Refuges usually kick you out at 8am and Moëde Anterne is no exception to this rule. Hence, breakfast at 7, role up the sleeping bags, fill the waterbaf and of we go. The first shorty piece is really easy descending over gravel road to Chalets de Moëde, but even the track we then have to follow only descends gently without any difficult passages. Nevertheless we don't make it to Pont d'Arlevé in the 45 minutes that the guide and signs indicate. It takes us about half an hour longer.
And after this descent it's in principle just climbing for the rest of the day. First it goes seriously up though not extremely steep and later it just becomes a gentle walk up the mountain. At Chalets d'Arlevé we have a pit stop. Actually we think they should rename it to Ruines d'Arlevé considering the state of the former chalets. After the ruins it keeps on climbing gently and by now we have risen above the tree line. By the time the path starts zigzagging up it has become quite stoney and also steeper again. We traverse up before the the path squeezes itself in between two ridges for a final and spectacular few hundred meters to Col du Brevent. The rocks and blocks are impressive, but so is the view on the Mont Blanc from Col du Brevent.
We take a couple of pictures and psych ourselves up for the last section to the Brevent. Well, a nice part it is. Scrambling on hands and feet over big blocks where there is no more path and just markings painted on the bare rocks. On top of that there are a lot of Tour de Mont Blanc hikers (aka TMBers) en daytrippers here who all seem to be in a hurry and want to pass. Just before the (in)famous ladders 2 American ladies with a dog come down as they wanted to go the the Brevent but the dog can't pass the ladders (and it's too big to carry). So we wait for them the scramble down so that they're in a safer position while so-called sportive types just pass us left and right pushing both us and the Americans as we are apparently in their way. How polite. But we survive the ladders though my dearest is not so amused. The last bit up is a service road and ski slope, hence easier to walk. And so we're at 2525m altitude, yesterdays record has been broken already.

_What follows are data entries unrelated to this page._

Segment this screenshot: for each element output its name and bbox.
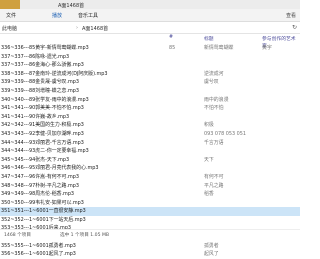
file-row[interactable]: 341~341---90许巍-故乡.mp3	[0, 113, 300, 122]
item-count: 1468 个项目	[4, 233, 31, 238]
file-name: 343~343---92李健-贝加尔湖畔.mp3	[1, 130, 84, 137]
selection-info: 选中 1 个项目 1.05 MB	[60, 233, 110, 238]
file-row[interactable]: 337~337---86陈咏-遗光.mp3	[0, 53, 300, 62]
column-title[interactable]: 标题	[204, 35, 214, 42]
file-row[interactable]: 344~344---93邓丽君-千言万语.mp3 千言万语	[0, 139, 300, 148]
file-row[interactable]: 350~350---99韦礼安-如果可以.mp3	[0, 199, 300, 208]
column-header: # 标题 参与创作的艺术家	[0, 34, 300, 49]
track-title: 虞兮叹	[204, 79, 219, 86]
track-title: 稻香	[204, 191, 214, 198]
file-row[interactable]: 337~337---86金海心-那么骄傲.mp3	[0, 61, 300, 70]
breadcrumb-folder[interactable]: A面1468首	[82, 25, 108, 32]
file-row[interactable]: 345~345---94张杰-天下.mp3 天下	[0, 156, 300, 165]
file-name: 338~338---87金南玲-逆流成河(DJ阿庆版).mp3	[1, 70, 108, 77]
file-name: 348~348---97朴树-平凡之路.mp3	[1, 182, 79, 189]
file-row[interactable]: 343~343---92李健-贝加尔湖畔.mp3 093 078 053 051	[0, 130, 300, 139]
file-row[interactable]: 355~355---1~6001孤勇者.mp3 孤勇者	[0, 242, 300, 251]
window-title: A面1468首	[58, 3, 85, 9]
track-artist: 黄宇	[262, 45, 272, 51]
file-name: 355~355---1~6001孤勇者.mp3	[1, 242, 76, 249]
address-bar[interactable]: 此电脑 › A面1468首 ↻	[0, 22, 300, 34]
track-title: 雨中的浪漫	[204, 96, 229, 103]
file-row[interactable]: 347~347---96许嵩-有何不可.mp3 有何不可	[0, 173, 300, 182]
track-title: 不怕不怕	[204, 105, 224, 112]
file-name: 345~345---94张杰-天下.mp3	[1, 156, 70, 163]
file-row[interactable]: 356~356---1~6001起风了.mp3 起风了	[0, 250, 300, 259]
file-name: 349~349---98周杰伦-稻香.mp3	[1, 191, 75, 198]
track-title: 平凡之路	[204, 182, 224, 189]
file-row[interactable]: 348~348---97朴树-平凡之路.mp3 平凡之路	[0, 182, 300, 191]
status-bar: 1468 个项目 选中 1 个项目 1.05 MB	[0, 229, 300, 241]
track-title: 新情鸳鸯蝴蝶	[204, 45, 234, 51]
file-name: 342~342---91美国的生力-积极.mp3	[1, 122, 84, 129]
file-row[interactable]: 340~340---89张学友-雨中的浪漫.mp3 雨中的浪漫	[0, 96, 300, 105]
breadcrumb-separator-icon: ›	[76, 25, 78, 31]
track-title: 逆流成河	[204, 70, 224, 77]
track-title: 天下	[204, 156, 214, 163]
column-num[interactable]: #	[169, 35, 173, 40]
breadcrumb-root[interactable]: 此电脑	[2, 25, 17, 32]
file-row[interactable]: 342~342---91美国的生力-积极.mp3 积极	[0, 121, 300, 130]
track-title: 093 078 053 051	[204, 130, 247, 137]
app-logo	[0, 0, 20, 9]
file-row[interactable]: 352~352---1~6001下一站天后.mp3	[0, 216, 300, 225]
file-name: 352~352---1~6001下一站天后.mp3	[1, 216, 86, 223]
file-name: 350~350---99韦礼安-如果可以.mp3	[1, 199, 84, 206]
file-name: 336~336---85黄宇-新情鸳鸯蝴蝶.mp3	[1, 45, 89, 51]
track-title: 孤勇者	[204, 242, 219, 249]
file-name: 351~351---1~6001一直很安静.mp3	[1, 208, 86, 215]
file-name: 344~344---93虎二-你一定要幸福.mp3	[1, 148, 89, 155]
file-row[interactable]: 351~351---1~6001一直很安静.mp3	[0, 207, 300, 216]
ribbon-tab-music-tools[interactable]: 音乐工具	[78, 12, 98, 19]
file-name: 340~340---89张学友-雨中的浪漫.mp3	[1, 96, 89, 103]
file-row[interactable]: 336~336---85黄宇-新情鸳鸯蝴蝶.mp3 85 新情鸳鸯蝴蝶 黄宇	[0, 44, 300, 53]
track-title: 起风了	[204, 251, 219, 258]
file-name: 337~337---86金海心-那么骄傲.mp3	[1, 62, 84, 69]
file-name: 339~339---88刘增瞳-蝶之恋.mp3	[1, 87, 79, 94]
refresh-icon[interactable]: ↻	[292, 24, 297, 31]
file-row[interactable]: 338~338---87金南玲-逆流成河(DJ阿庆版).mp3 逆流成河	[0, 70, 300, 79]
file-name: 337~337---86陈咏-遗光.mp3	[1, 53, 70, 60]
file-name: 356~356---1~6001起风了.mp3	[1, 251, 76, 258]
file-name: 346~346---95邓丽君-月亮代表我的心.mp3	[1, 165, 99, 172]
track-title: 有何不可	[204, 173, 224, 180]
ribbon-view-label[interactable]: 查看	[286, 12, 296, 19]
file-name: 339~339---88金贵晟-虞兮叹.mp3	[1, 79, 79, 86]
file-row[interactable]: 349~349---98周杰伦-稻香.mp3 稻香	[0, 190, 300, 199]
file-list: 336~336---85黄宇-新情鸳鸯蝴蝶.mp3 85 新情鸳鸯蝴蝶 黄宇 337~3…	[0, 44, 300, 259]
ribbon-tab-file[interactable]: 文件	[6, 12, 16, 19]
track-title: 千言万语	[204, 139, 224, 146]
file-name: 344~344---93邓丽君-千言万语.mp3	[1, 139, 84, 146]
title-bar: A面1468首	[0, 0, 300, 9]
file-name: 347~347---96许嵩-有何不可.mp3	[1, 173, 79, 180]
track-title: 积极	[204, 122, 214, 129]
ribbon-tab-play[interactable]: 播放	[52, 12, 62, 19]
track-number: 85	[169, 45, 176, 51]
file-row[interactable]: 339~339---88刘增瞳-蝶之恋.mp3	[0, 87, 300, 96]
file-row[interactable]: 346~346---95邓丽君-月亮代表我的心.mp3	[0, 164, 300, 173]
file-name: 341~341---90郭美美-不怕不怕.mp3	[1, 105, 84, 112]
ribbon: 文件 播放 音乐工具 查看	[0, 9, 300, 22]
file-row[interactable]: 341~341---90郭美美-不怕不怕.mp3 不怕不怕	[0, 104, 300, 113]
file-row[interactable]: 344~344---93虎二-你一定要幸福.mp3	[0, 147, 300, 156]
file-row[interactable]: 339~339---88金贵晟-虞兮叹.mp3 虞兮叹	[0, 78, 300, 87]
file-name: 341~341---90许巍-故乡.mp3	[1, 113, 70, 120]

We take the telecabin down to Planpraz where we buy tickets (there is no ticket booth at the Brevent). We buy return tickets as we have to get back up tomorrow. Then we continue to descend to Chamonix where we walk to the train station to grab a train to Cluses. Well, due to works on the railway line the train has become a bus until St.Gervais, but that's fine with us. At St.Gervais we do change to a train for the last bit to Cluses where the car is parked. And it's good we did because it's 5pm now and the bus won't leave until 6:15. So we saved ourselves over an hour of waiting here.